Re: [PATCH V3 4/5] ext4: get discard out of jbd2 commit kthread contex
From: Wang Jianchao
Date: Thu Aug 26 2021 - 03:16:11 EST
On 2021/8/4 11:45 PM, Jan Kara wrote:
> On Sat 24-07-21 15:41:23, Wang Jianchao wrote:
>> From: Wang Jianchao <wangjianchao@xxxxxxxxxxxx>
>>
>> Right now, discard is issued and waited to be completed in jbd2
>> commit kthread context after the logs are committed. When large
>> amount of files are deleted and discard is flooding, jbd2 commit
>> kthread can be blocked for long time. Then all of the metadata
>> operations can be blocked to wait the log space.
>>
>> One case is the page fault path with read mm->mmap_sem held, which
>> wants to update the file time but has to wait for the log space.
>> When other threads in the task wants to do mmap, then write mmap_sem
>> is blocked. Finally all of the following read mmap_sem requirements
>> are blocked, even the ps command which need to read the /proc/pid/
>> -cmdline. Our monitor service which needs to read /proc/pid/cmdline
>> used to be blocked for 5 mins.
>>
>> This patch frees the blocks back to buddy after commit and then do
>> discard in a async kworker context in fstrim fashion, namely,
>> - mark blocks to be discarded as used if they have not been allocated
>> - do discard
>> - mark them free
>> After this, jbd2 commit kthread won't be blocked any more by discard
>> and we won't get NOSPC even if the discard is slow or throttled.
>>
>> Link: https://marc.info/?l=linux-kernel&m=162143690731901&w=2
>> Suggested-by: Theodore Ts'o <tytso@xxxxxxx>
>> Signed-off-by: Wang Jianchao <wangjianchao@xxxxxxxxxxxx>
>
> Looks good to me.

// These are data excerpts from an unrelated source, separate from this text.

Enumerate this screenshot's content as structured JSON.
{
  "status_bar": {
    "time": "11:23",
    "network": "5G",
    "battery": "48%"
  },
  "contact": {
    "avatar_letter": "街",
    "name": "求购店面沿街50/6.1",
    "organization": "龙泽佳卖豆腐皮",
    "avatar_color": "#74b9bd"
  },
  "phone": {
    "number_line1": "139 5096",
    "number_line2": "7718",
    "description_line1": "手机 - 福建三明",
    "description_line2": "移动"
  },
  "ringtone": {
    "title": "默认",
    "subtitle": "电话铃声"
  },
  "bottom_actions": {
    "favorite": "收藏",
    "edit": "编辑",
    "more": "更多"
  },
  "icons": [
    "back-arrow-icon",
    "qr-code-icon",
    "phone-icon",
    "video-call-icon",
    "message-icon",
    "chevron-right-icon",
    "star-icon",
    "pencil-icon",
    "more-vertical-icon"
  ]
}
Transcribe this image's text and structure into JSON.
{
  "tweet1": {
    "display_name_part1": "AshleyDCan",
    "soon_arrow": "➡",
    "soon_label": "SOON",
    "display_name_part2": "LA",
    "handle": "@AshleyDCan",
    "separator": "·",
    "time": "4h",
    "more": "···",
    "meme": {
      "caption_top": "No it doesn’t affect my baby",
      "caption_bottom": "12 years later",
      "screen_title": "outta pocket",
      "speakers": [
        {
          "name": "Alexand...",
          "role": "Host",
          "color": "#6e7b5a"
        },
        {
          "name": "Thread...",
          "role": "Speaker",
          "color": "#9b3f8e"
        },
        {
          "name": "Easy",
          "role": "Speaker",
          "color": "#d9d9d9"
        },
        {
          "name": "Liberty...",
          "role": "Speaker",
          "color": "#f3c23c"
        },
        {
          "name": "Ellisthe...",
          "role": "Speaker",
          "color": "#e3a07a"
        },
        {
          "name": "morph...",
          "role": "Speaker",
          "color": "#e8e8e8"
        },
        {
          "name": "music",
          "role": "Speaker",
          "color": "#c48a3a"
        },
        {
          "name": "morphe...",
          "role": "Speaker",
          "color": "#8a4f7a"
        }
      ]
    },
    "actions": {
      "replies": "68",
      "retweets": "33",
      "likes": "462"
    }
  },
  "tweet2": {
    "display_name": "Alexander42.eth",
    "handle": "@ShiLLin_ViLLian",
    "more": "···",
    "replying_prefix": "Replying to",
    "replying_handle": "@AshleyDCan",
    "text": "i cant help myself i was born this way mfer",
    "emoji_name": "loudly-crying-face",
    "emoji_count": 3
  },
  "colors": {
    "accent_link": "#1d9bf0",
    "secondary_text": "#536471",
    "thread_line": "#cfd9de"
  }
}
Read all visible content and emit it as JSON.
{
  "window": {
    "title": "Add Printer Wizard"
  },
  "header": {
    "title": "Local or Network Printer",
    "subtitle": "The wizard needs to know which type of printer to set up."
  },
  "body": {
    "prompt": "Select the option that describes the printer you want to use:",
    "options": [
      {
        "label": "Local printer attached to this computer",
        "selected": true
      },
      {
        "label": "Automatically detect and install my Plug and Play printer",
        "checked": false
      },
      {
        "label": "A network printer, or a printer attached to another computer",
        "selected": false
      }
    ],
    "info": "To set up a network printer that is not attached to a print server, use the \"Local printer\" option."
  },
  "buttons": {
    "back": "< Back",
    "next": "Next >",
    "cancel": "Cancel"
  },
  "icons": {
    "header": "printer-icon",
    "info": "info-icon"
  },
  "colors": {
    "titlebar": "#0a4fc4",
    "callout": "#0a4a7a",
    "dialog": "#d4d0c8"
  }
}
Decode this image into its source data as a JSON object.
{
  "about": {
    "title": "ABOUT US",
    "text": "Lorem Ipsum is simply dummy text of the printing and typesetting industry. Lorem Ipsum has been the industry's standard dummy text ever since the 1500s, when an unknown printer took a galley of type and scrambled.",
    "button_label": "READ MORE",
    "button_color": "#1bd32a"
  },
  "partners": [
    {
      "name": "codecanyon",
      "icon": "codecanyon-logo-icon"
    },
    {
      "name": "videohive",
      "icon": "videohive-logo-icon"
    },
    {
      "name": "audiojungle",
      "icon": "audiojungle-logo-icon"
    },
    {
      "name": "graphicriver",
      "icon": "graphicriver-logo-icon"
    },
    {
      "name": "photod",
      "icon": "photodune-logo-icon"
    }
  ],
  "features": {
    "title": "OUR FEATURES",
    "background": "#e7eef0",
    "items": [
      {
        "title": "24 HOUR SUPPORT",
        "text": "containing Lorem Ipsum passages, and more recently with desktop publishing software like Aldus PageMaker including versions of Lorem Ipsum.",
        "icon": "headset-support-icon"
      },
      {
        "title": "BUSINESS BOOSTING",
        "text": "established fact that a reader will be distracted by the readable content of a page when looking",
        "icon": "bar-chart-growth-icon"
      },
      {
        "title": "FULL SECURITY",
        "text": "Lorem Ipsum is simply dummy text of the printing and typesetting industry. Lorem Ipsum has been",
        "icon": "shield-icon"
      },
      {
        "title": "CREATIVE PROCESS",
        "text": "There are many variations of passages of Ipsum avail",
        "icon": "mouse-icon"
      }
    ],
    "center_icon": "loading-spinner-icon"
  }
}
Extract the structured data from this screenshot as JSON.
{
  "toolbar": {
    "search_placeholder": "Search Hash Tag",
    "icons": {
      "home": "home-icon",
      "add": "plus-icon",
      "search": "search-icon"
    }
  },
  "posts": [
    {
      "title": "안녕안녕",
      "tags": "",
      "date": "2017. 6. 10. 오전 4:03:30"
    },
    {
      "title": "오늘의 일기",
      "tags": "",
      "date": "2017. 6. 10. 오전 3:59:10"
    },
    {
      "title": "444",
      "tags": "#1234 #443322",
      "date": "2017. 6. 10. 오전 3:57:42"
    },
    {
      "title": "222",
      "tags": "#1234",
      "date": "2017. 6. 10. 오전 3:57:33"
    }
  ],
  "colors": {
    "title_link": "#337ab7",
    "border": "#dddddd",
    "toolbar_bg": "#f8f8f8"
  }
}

Just one small comment below. With that addressed feel
> free to add:
>
> Reviewed-by: Jan Kara <jack@xxxxxxx>
>
>
>> @@ -3474,6 +3530,14 @@ int ext4_mb_release(struct super_block *sb)
>> struct kmem_cache *cachep = get_groupinfo_cache(sb->s_blocksize_bits);
>> int count;
>>
>> + if (test_opt(sb, DISCARD)) {
>> + /*
>> + * wait the discard work to drain all of ext4_free_data
>> + */
>> + queue_work(ext4_discard_wq, &sbi->s_discard_work);
>
> Do we really need to queue the work here? The filesystem should be
> quiescent by now, we take care to queue the work whenever we add item to
> empty list. So it should be enough to have flush_work() here and then
> possibly
>
> WARN_ON_ONCE(!list_empty(&sbi->s_discard_list))
>
> Or am I missing something?
queue_work here is indeed redundant.
Thanks so much for you point out this.
Jianchao
>
> Honza
>
>> + flush_work(&sbi->s_discard_work);
>> + }
>> +